(Reuters) - Publisher John Wiley & Sons Inc said it is planning a major digital push to grab a bigger slice of the lucrative e-book market, which is witnessing an explosive growth, fueled by the popularity of tablets and e-readers.
“Some of the larger publishing houses have 25-30 percent of sales from e-books. We hope to achieve those levels,” Chief Executive Stephen Smith told Reuters in an interview.
E-books represent 11 percent of the company’s professional/trade (PT) unit sales, which account for 23 percent of overall revenue, and their sales saw strong growth at Amazon Inc’s Kindle store and Apple Inc’s iBookstore.

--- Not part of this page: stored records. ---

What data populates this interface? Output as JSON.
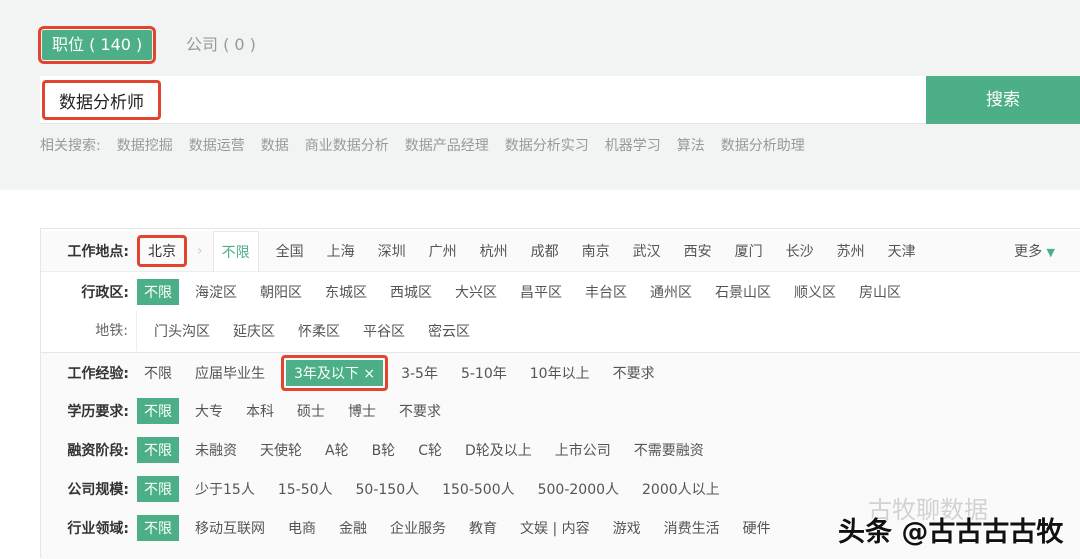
{
  "tabs": {
    "jobs": "职位 ( 140 )",
    "companies": "公司 ( 0 )"
  },
  "search": {
    "value": "数据分析师",
    "button": "搜索"
  },
  "related": {
    "label": "相关搜索:",
    "items": [
      "数据挖掘",
      "数据运营",
      "数据",
      "商业数据分析",
      "数据产品经理",
      "数据分析实习",
      "机器学习",
      "算法",
      "数据分析助理"
    ]
  },
  "location": {
    "label": "工作地点:",
    "city": "北京",
    "unlimited": "不限",
    "cities": [
      "全国",
      "上海",
      "深圳",
      "广州",
      "杭州",
      "成都",
      "南京",
      "武汉",
      "西安",
      "厦门",
      "长沙",
      "苏州",
      "天津"
    ],
    "more": "更多"
  },
  "district": {
    "label": "行政区:",
    "items": [
      "不限",
      "海淀区",
      "朝阳区",
      "东城区",
      "西城区",
      "大兴区",
      "昌平区",
      "丰台区",
      "通州区",
      "石景山区",
      "顺义区",
      "房山区"
    ]
  },
  "subway": {
    "label": "地铁:",
    "items": [
      "门头沟区",
      "延庆区",
      "怀柔区",
      "平谷区",
      "密云区"
    ]
  },
  "experience": {
    "label": "工作经验:",
    "items": [
      "不限",
      "应届毕业生"
    ],
    "selected": "3年及以下 ×",
    "rest": [
      "3-5年",
      "5-10年",
      "10年以上",
      "不要求"
    ]
  },
  "education": {
    "label": "学历要求:",
    "items": [
      "不限",
      "大专",
      "本科",
      "硕士",
      "博士",
      "不要求"
    ]
  },
  "funding": {
    "label": "融资阶段:",
    "items": [
      "不限",
      "未融资",
      "天使轮",
      "A轮",
      "B轮",
      "C轮",
      "D轮及以上",
      "上市公司",
      "不需要融资"
    ]
  },
  "size": {
    "label": "公司规模:",
    "items": [
      "不限",
      "少于15人",
      "15-50人",
      "50-150人",
      "150-500人",
      "500-2000人",
      "2000人以上"
    ]
  },
  "industry": {
    "label": "行业领域:",
    "items": [
      "不限",
      "移动互联网",
      "电商",
      "金融",
      "企业服务",
      "教育",
      "文娱 | 内容",
      "游戏",
      "消费生活",
      "硬件"
    ]
  },
  "watermark": {
    "wechat": "古牧聊数据",
    "toutiao": "头条 @古古古古牧"
  }
}
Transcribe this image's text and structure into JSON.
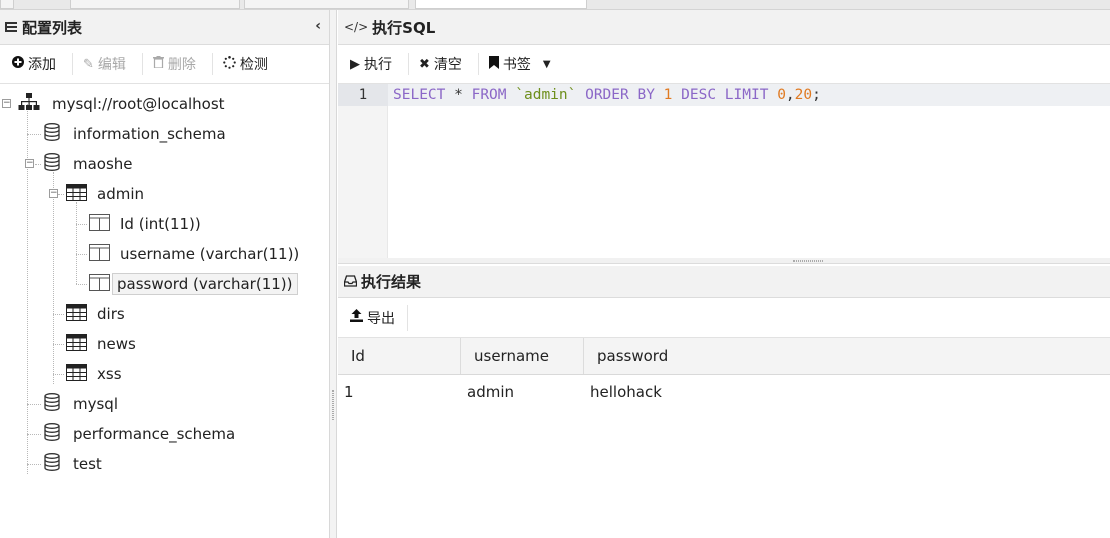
{
  "left_panel": {
    "title": "配置列表",
    "collapse_glyph": "‹",
    "toolbar": {
      "add": "添加",
      "edit": "编辑",
      "delete": "删除",
      "check": "检测"
    },
    "tree": {
      "connection": "mysql://root@localhost",
      "databases": [
        "information_schema",
        "maoshe",
        "mysql",
        "performance_schema",
        "test"
      ],
      "maoshe_tables": [
        "admin",
        "dirs",
        "news",
        "xss"
      ],
      "admin_columns": [
        "Id (int(11))",
        "username (varchar(11))",
        "password (varchar(11))"
      ],
      "selected": "password (varchar(11))"
    }
  },
  "sql_panel": {
    "title": "执行SQL",
    "toolbar": {
      "execute": "执行",
      "clear": "清空",
      "bookmark": "书签"
    },
    "editor": {
      "line_number": "1",
      "tokens": {
        "t1": "SELECT",
        "t2": " * ",
        "t3": "FROM",
        "t4": " ",
        "t5": "`admin`",
        "t6": " ",
        "t7": "ORDER BY",
        "t8": " ",
        "t9": "1",
        "t10": " ",
        "t11": "DESC LIMIT",
        "t12": " ",
        "t13": "0",
        "t14": ",",
        "t15": "20",
        "t16": ";"
      }
    }
  },
  "result_panel": {
    "title": "执行结果",
    "export": "导出",
    "columns": [
      "Id",
      "username",
      "password"
    ],
    "rows": [
      [
        "1",
        "admin",
        "hellohack"
      ]
    ]
  },
  "colors": {
    "keyword": "#8b67c7",
    "string": "#6e8f1c",
    "number": "#e07a22"
  }
}
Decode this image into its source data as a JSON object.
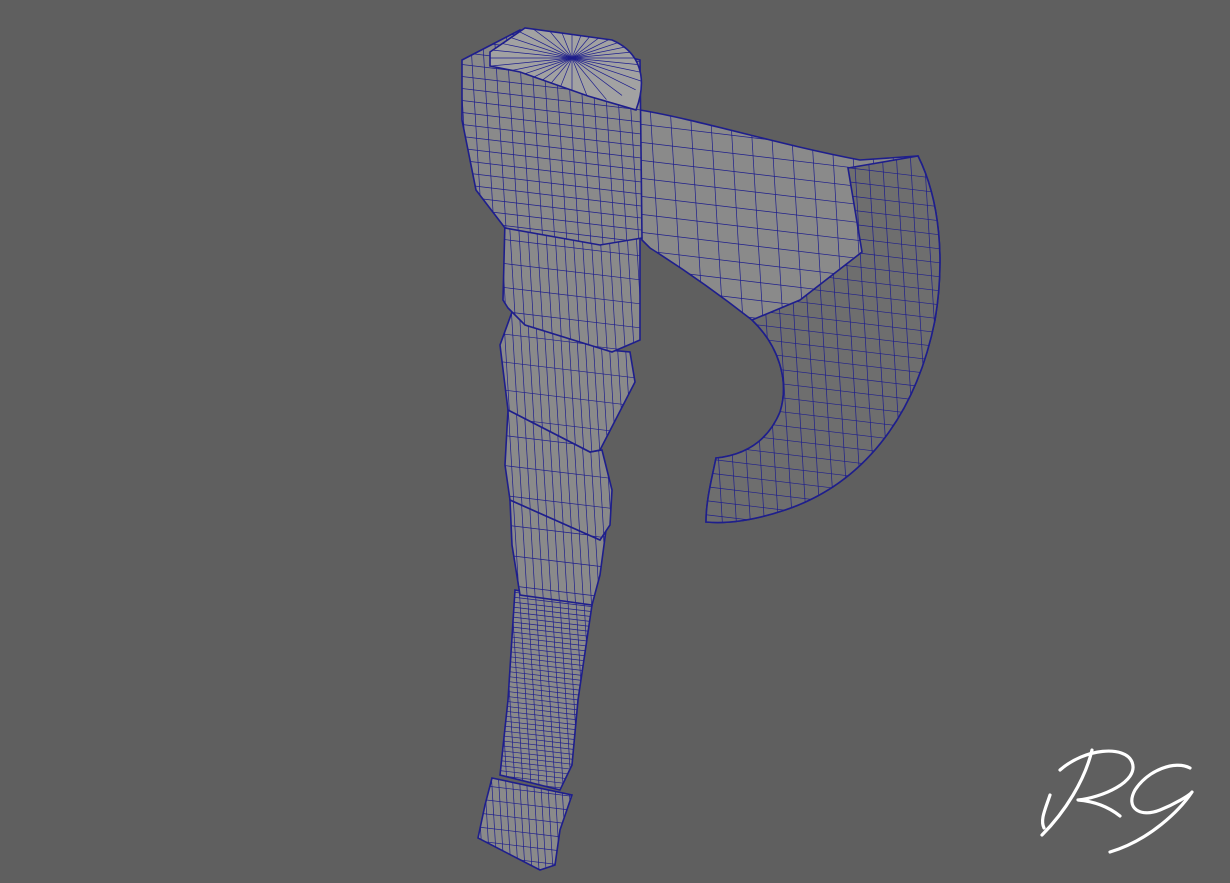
{
  "viewport": {
    "background_color": "#5f5f5f"
  },
  "model": {
    "subject": "axe",
    "fill_color": "#8a8a8a",
    "wire_color": "#1e1e8c",
    "shadow_color": "#6e6e6e",
    "highlight_color": "#a2a2a2"
  },
  "signature": {
    "text": "RG",
    "color": "#ffffff"
  }
}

“In the first quarter of this year, we have seen a three-fold rise in e-book sales at our professional and trade segment,” Smith said. “We expect to see e-books becoming a much larger proportion of our revenue.”
The 204-year old company -- which started off as a publisher of 19th century American authors like Washington Irving, Herman Melville, and Edgar Allan Poe -- is now known for brands such as “For Dummies” instructional texts, “Frommer‘s” travel guides, “Betty Crocker” cookbooks and Wiley-Blackwell academic journals.
Digital sales, which include e-books and other products and services, accounted for 40 percent of the company’s total revenue across all its segments in fiscal year 2011.
Digital sales comprised 59 percent of scientific/technical/medical/scholarly (STMS), 10 percent of PT, and 16 percent of global education revenue. While e-books make up 16 percent of STMS, 7 percent of PT and 5 percent of global education revenue.
The company’s STMS unit, its largest by sales, was the first to migrate to digital in 1995 followed by its global education unit.
Wiley also signed sales agreements with Amazon Germany, ChristianBooks.com, and Blio in the first quarter to push e-book sales.
Its larger rivals include McGraw-Hill Companies Inc, Reed Elsevier Plc, Pearson, Axel Springer AG.
ALLIANCES & ACQUISITIONS
While growth in Asia, which accounts for about a fifth of the company’s revenue, continues to be strong, Wiley is also looking to enhance its digital content through services acquisitions, partnerships and in-house development.
“We are finding sources of growth in more mature markets in North America and Europe particularly through expansion of services,” Smith said.
Smith, who is undergoing cancer treatment, said the company is looking at technology to speed its digital transition and move to “content-based services” and it is “vigilantly looking at strategic opportunities at the right price.”
Wiley is interested in acquiring companies that helps build capabilities in search technology, content enrichment, semantic tagging, distance learning, curriculum development, test preparation, among others.
The company generated $270 million of free cash flow in 2011 and said it is “comfortable making large acquisitions.”
Wiley’s $1.12 billion buy of UK’s academic journal and reference book publisher Blackwell Publishing in 2007 was its most recent and largest acquisition in its history.
The Hoboken, New Jersey-based also reaffirmed its profit outlook of $3.15-$3.20 for the year on mid-single digit revenue growth. At constant U.S. dollar rates, the company expects to add 10 cents a share to profit.
With regards to Apple taking a 30 percent cut on sales through its App Store, the company said it is “absolutely not coordinating with our competitors regarding negotiations with Apple on any terms or pricing.”